The Wolof are a most hospitable people who will never eat in front of you without inviting you to share their food from a common bowl. (In fact the English words "banana" and "yam" come from Wolof.) Rituals of greeting, shaking hands, and politeness are important. Naka nga def ? How are you? Maa ngi fii rekk. I am fine. Jërëjëf - Thank you. Like the Ibo they break kola nuts at times of ceremony, and as with many West Africans there is a great love of drumming and music -- Youssou N'Dour, perhaps the most famous musician in the world, is Wolof. While in Senegal I participated in many spontaneous drumming and dancing events in the community near my residence.

Language in Senegal is highly political -- which languages are used and privileged by the state empowers some groups over others. Thus while Wolof is the most commonly spoken language, other language speakers resist Wolof as a national language. There are at least 36 indigenous languages in Senegal, in addition to Wolof some of the most important are Serer, Pulaar, Mandinka, and Jola. As a legacy of colonialism, schooling, public administration and communication are in French. While we struggle in America over the role of Spanish, imagine, if you can, the challenges for education, government, business in Senegal!

Welcome to African Scramble


This academic blog accompanies African Literature (English 3140) at Western Michigan University in Fall 2008 and serves as a resource and a gateway to the interconnected blogs and resources developed by students in the course.

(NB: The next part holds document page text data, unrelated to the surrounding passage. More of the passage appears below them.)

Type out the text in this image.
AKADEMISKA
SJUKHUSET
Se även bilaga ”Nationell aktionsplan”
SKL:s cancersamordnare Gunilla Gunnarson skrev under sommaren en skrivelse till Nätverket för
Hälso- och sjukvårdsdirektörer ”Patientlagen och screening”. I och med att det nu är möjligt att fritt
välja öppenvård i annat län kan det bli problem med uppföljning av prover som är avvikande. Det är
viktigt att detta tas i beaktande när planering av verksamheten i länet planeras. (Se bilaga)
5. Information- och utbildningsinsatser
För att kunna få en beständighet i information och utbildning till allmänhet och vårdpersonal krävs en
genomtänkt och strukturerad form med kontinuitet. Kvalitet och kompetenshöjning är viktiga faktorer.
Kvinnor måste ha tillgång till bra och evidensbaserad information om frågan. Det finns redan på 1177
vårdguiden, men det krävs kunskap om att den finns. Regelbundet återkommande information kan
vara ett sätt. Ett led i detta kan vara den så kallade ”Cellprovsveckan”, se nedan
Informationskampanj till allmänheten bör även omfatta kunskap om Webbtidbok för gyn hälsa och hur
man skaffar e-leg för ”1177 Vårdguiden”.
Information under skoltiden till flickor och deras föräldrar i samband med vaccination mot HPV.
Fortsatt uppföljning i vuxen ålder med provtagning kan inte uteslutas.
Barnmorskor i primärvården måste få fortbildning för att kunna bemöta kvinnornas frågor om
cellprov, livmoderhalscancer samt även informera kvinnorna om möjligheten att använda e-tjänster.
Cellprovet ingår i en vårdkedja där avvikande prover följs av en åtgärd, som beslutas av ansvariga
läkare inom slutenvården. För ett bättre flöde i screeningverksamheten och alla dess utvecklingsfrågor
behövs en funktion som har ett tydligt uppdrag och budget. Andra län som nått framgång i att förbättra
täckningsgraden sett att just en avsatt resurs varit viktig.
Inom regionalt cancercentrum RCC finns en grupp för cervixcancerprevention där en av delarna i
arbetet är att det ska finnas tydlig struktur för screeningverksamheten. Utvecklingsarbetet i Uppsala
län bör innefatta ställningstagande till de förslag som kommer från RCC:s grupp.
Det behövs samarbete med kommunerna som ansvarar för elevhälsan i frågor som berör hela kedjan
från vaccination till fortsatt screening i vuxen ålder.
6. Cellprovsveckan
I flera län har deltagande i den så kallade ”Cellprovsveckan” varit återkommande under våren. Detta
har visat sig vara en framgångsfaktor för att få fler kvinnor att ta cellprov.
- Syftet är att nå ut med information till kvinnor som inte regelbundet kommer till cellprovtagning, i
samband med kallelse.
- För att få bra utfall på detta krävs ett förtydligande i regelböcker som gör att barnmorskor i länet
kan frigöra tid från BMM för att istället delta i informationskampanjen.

Drawing on an understanding of the European "Scramble for Africa" of the 19th and 20th centuries we will examine the current scramble for African resources and labor that appear to be defining Africa of the 21st century -- a scramble that is truly global involving the United States, China, as well as Europe and many others. While our focus will be on literature we will also consider essays, historical analysis, film, speakers, library and internet resources.

The map above shows European colonies in Africa as of 1914 and raises a number of questions. How did the Africa land mass come to be controlled by Europe? What effects did European colonialism have on Africa? How did modern Africa nations develop? What is happening to the people and resources of Africa today?